Feature Request / Issue: Global State Support for ai-rate-limiting (Redis Integration) #13076

mohamedDev · 2026-03-05T20:43:55Z

mohamedDev
Mar 5, 2026

The Problem (Context)
Currently, the ai-rate-limiting plugin stores token usage and quotas in local shared memory (SHM). In a modern Kubernetes deployment with multiple APISIX replicas, the token counters are isolated per Pod.
Why this is breaking AI Gateway features:
Inconsistent Fallback: If a user makes a request that consumes 2500 tokens on Pod A (where the limit is 50), the next request routed to Pod B or Pod C will bypass the fallback logic because their local counters are still at 0.

Quota Multiplier: The effective limit becomes limit * number_of_replicas, making fine-grained AI cost control impossible.

Header Drift: The X-Rate-Limit-Remaining headers change inconsistently depending on which Pod the Load Balancer hits.

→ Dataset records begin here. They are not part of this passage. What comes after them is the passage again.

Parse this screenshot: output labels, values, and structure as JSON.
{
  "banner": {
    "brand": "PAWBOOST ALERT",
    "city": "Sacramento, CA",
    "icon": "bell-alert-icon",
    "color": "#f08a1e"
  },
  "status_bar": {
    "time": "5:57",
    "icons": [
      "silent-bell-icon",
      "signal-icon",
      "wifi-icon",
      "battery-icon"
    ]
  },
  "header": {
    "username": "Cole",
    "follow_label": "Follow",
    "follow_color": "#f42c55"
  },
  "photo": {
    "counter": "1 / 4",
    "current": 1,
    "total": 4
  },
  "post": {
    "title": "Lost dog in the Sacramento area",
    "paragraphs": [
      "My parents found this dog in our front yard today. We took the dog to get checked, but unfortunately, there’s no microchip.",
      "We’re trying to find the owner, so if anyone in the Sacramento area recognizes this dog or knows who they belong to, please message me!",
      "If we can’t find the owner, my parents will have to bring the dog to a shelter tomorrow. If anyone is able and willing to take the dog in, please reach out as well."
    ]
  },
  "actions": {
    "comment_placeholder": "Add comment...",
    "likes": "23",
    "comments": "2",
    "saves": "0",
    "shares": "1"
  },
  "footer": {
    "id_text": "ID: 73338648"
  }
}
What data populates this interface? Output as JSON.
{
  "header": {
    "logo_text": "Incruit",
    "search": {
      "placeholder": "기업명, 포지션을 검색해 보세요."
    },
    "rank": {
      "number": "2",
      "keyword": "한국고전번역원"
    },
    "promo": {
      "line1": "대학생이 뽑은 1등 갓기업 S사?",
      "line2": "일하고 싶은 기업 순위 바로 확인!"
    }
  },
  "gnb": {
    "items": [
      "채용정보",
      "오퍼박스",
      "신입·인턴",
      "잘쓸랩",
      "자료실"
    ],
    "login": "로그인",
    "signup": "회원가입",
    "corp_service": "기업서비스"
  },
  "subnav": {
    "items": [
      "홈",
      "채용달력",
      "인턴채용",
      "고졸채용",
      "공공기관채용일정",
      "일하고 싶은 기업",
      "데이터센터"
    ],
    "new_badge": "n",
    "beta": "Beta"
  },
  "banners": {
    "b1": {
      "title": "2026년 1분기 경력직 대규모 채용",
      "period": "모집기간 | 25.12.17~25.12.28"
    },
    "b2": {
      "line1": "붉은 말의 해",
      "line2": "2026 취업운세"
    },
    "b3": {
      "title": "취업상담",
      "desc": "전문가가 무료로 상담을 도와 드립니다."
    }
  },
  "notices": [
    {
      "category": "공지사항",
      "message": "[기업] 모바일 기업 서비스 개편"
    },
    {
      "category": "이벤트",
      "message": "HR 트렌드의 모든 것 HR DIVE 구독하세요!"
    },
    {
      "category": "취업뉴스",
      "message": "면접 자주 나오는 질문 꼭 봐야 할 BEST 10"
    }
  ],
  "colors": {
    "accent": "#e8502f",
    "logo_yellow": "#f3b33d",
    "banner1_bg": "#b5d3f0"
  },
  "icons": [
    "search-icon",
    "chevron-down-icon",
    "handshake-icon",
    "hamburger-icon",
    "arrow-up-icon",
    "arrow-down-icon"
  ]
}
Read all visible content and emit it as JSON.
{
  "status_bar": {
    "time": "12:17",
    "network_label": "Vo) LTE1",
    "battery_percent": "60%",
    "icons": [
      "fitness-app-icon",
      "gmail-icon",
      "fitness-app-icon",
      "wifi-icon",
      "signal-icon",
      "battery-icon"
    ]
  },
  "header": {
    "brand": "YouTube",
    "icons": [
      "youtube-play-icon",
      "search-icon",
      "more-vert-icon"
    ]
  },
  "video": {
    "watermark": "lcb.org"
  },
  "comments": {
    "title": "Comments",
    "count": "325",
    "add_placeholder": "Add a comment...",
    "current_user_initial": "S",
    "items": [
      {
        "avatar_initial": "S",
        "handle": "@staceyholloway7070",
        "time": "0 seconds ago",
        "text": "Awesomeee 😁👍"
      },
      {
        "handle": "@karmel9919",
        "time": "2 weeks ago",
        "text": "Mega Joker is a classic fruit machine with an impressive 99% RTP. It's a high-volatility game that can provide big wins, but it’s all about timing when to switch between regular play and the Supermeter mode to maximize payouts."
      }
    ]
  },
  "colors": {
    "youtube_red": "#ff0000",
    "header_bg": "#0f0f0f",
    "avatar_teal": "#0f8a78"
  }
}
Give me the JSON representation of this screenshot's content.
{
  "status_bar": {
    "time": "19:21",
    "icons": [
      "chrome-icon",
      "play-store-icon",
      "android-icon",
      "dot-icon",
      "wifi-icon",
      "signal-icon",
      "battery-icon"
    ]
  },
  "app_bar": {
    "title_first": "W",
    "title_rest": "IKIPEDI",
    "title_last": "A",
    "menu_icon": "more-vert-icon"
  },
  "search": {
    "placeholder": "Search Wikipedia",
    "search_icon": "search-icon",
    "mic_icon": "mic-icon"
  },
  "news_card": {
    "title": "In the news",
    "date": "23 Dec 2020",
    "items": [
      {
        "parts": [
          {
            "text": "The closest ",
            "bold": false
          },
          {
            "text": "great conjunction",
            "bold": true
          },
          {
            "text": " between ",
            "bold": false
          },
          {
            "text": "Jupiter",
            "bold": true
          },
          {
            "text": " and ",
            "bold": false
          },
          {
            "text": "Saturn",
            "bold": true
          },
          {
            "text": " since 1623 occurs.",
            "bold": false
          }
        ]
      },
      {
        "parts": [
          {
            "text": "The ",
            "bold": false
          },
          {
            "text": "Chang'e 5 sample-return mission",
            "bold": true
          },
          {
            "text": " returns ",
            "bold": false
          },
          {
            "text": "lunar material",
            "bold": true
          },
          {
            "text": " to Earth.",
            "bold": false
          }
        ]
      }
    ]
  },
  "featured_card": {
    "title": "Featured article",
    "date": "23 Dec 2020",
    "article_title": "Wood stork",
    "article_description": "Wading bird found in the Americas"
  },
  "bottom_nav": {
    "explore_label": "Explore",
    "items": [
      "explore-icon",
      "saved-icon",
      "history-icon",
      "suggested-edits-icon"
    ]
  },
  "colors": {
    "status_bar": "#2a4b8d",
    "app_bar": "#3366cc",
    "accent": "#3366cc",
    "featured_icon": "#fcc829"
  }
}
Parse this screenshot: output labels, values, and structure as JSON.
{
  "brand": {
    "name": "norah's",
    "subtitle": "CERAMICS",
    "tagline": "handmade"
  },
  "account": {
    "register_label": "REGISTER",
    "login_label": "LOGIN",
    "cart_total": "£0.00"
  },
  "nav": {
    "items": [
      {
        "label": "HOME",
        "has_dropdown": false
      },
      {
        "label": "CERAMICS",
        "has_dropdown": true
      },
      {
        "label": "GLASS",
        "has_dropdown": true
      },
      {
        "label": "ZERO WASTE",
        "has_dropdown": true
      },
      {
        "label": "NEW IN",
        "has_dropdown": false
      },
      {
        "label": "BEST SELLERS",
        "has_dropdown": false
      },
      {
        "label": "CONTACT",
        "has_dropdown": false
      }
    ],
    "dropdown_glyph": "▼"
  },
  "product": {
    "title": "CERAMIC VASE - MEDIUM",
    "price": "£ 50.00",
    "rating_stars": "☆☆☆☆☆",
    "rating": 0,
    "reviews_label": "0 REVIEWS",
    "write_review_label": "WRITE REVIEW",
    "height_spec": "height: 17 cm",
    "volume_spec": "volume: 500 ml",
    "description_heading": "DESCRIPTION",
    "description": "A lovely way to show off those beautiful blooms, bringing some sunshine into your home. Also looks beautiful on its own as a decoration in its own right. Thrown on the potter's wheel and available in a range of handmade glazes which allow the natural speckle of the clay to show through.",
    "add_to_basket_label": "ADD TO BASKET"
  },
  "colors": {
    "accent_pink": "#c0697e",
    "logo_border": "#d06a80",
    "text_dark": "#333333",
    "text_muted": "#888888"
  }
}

Comparison with existing plugins
Standard plugins like limit-count already support a policy: redis option to synchronize state across a cluster. The ai-rate-limiting plugin lacks this critical "Cloud Native" feature.
Proposed Solution
Add a policy field to the ai-rate-limiting plugin configuration, allowing users to point to a Redis instance for global token counting
Current Workaround (Suboptimal)
Currently, users have to write complex serverless-functions to manually increment Redis keys in the log phase and check them in the access phase, which defeats the purpose of having a dedicated AI plugin.